By Rdolfo Varela
Poor Chileans are the ones most concerned about crime, assaults, and theft. This is confirmed by the latest survey from the Center for Public Studies (CEP): public safety is the top citizen demand and is setting the pace for the 2026 presidential race.
But there’s something we can’t remain silent about: the poor —the majority of this country— often forget they hold a powerful tool in their hands: the vote. A tool that could finally break the cycle of corrupt, indifferent, and deceitful politics that has persisted since the military dictatorship.
Yes, everything happening in Chile today is a direct legacy of that bloody regime that privatized even the dreams of the people. It left us with a constitution tailored to their interests, an economic model built on inequality, a mutilated democracy, an unchecked police force, and a political class more concerned with managing injustice than eradicating it.
And while the right talks endlessly about law, order, and patriotism, the true patriots who fought against the dictatorship —former political prisoners, exonerated workers, and torture victims— are surviving today on miserable pensions, often earning less than half the minimum wage. These are elderly people, many with permanent physical and emotional scars, abandoned by the same state that allowed their torturers to go unpunished or enjoy luxurious retirement pensions.
Eleven days have passed since Jeannette Jara, a member of the Communist Party, was elected as the presidential candidate for the Chilean left. The countdown to the November 16 election has already begun. Candidates are taking positions, refining their campaigns, and adjusting their messages. But they all know one thing: security is the central issue. The CEP shows it clearly—people are afraid. Afraid of crime, assaults, drug trafficking, uncontrolled immigration. But behind that fear lies a deeper truth: poverty, exclusion, and a state that has long turned its back on the most vulnerable.
And who opened the doors to massive, unregulated immigration, without state support or protection? It was former far-right President Sebastián Piñera, a public defender of Pinochet's legacy. He promoted a populist immigration policy that facilitated the arrival of hundreds of thousands of people from Venezuela, Haiti, Peru, and Bolivia—without planning or social safeguards. Now, the same political sectors that welcomed them are using migrants as scapegoats, stoking xenophobia and exploiting fear to win elections.

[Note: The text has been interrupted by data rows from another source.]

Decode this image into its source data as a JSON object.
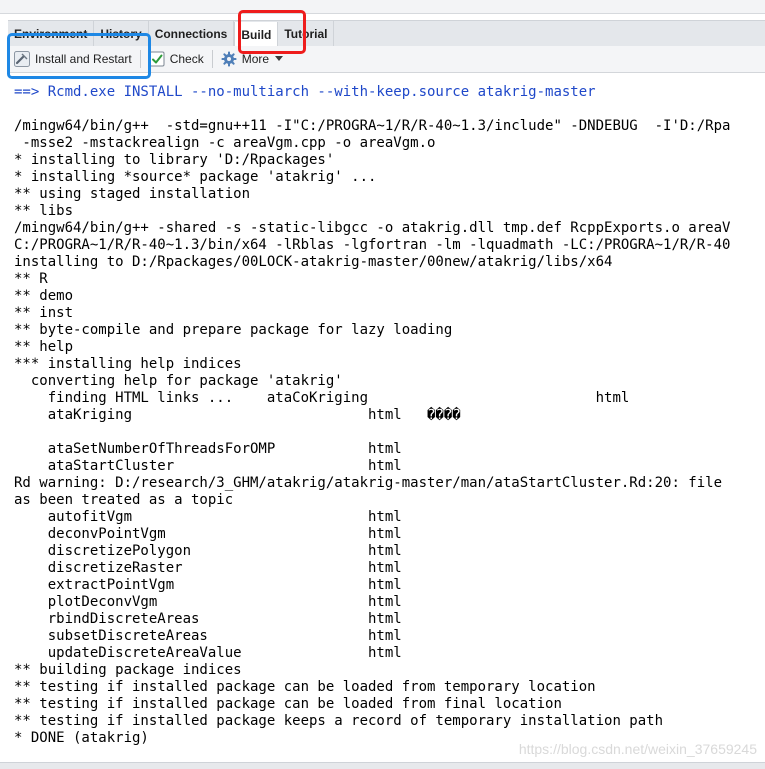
{
  "tabs": [
    {
      "label": "Environment",
      "active": false
    },
    {
      "label": "History",
      "active": false
    },
    {
      "label": "Connections",
      "active": false
    },
    {
      "label": "Build",
      "active": true
    },
    {
      "label": "Tutorial",
      "active": false
    }
  ],
  "toolbar": {
    "install_label": "Install and Restart",
    "install_icon": "hammer-icon",
    "check_label": "Check",
    "check_icon": "checkbox-icon",
    "more_label": "More",
    "more_icon": "gear-icon",
    "more_caret_icon": "caret-down-icon"
  },
  "colors": {
    "command_text": "#1f48c9",
    "highlight_red": "#ee1c1c",
    "highlight_blue": "#1e88e5"
  },
  "console": {
    "command": "==> Rcmd.exe INSTALL --no-multiarch --with-keep.source atakrig-master",
    "lines": [
      "",
      "/mingw64/bin/g++  -std=gnu++11 -I\"C:/PROGRA~1/R/R-40~1.3/include\" -DNDEBUG  -I'D:/Rpa",
      " -msse2 -mstackrealign -c areaVgm.cpp -o areaVgm.o",
      "* installing to library 'D:/Rpackages'",
      "* installing *source* package 'atakrig' ...",
      "** using staged installation",
      "** libs",
      "/mingw64/bin/g++ -shared -s -static-libgcc -o atakrig.dll tmp.def RcppExports.o areaV",
      "C:/PROGRA~1/R/R-40~1.3/bin/x64 -lRblas -lgfortran -lm -lquadmath -LC:/PROGRA~1/R/R-40",
      "installing to D:/Rpackages/00LOCK-atakrig-master/00new/atakrig/libs/x64",
      "** R",
      "** demo",
      "** inst",
      "** byte-compile and prepare package for lazy loading",
      "** help",
      "*** installing help indices",
      "  converting help for package 'atakrig'",
      "    finding HTML links ...    ataCoKriging                           html",
      "    ataKriging                            html   ����",
      "",
      "    ataSetNumberOfThreadsForOMP           html",
      "    ataStartCluster                       html",
      "Rd warning: D:/research/3_GHM/atakrig/atakrig-master/man/ataStartCluster.Rd:20: file",
      "as been treated as a topic",
      "    autofitVgm                            html",
      "    deconvPointVgm                        html",
      "    discretizePolygon                     html",
      "    discretizeRaster                      html",
      "    extractPointVgm                       html",
      "    plotDeconvVgm                         html",
      "    rbindDiscreteAreas                    html",
      "    subsetDiscreteAreas                   html",
      "    updateDiscreteAreaValue               html",
      "** building package indices",
      "** testing if installed package can be loaded from temporary location",
      "** testing if installed package can be loaded from final location",
      "** testing if installed package keeps a record of temporary installation path",
      "* DONE (atakrig)"
    ]
  },
  "watermark": "https://blog.csdn.net/weixin_37659245"
}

So who suffers the most from all this? Women, the elderly, rural residents, people with incomplete high school education, low-income groups, those who believe Chile is stagnant, and those earning less than 842,000 Chilean pesos per month. In short, the same people who have always carried the weight of a model inherited from the dictatorship.
It’s no coincidence that many of them voted for Kast, cast blank or null votes, or didn’t vote at all. It’s not apathy — it’s distrust, frustration, and abandonment. But in 2025, voting is mandatory. And that changes everything. If the poor vote — if they remember who’s always worked against them — they can change the course of history.
The right is already taking advantage of fear. They speak of iron-fist policies, more prisons, mass deportations. But they say nothing about the abandonment, the inequality, or the concentration of wealth. They don’t want to solve the problem—they want to control it for their benefit, as they always have.
It’s time to wake up. To demand justice, memory, dignity, and real change.
Crime isn’t defeated with repression, but with opportunity. With jobs, education, healthcare, decent pensions, and a state that stops protecting the privileged and starts defending its people.
Chile doesn’t need more fear. It needs memory.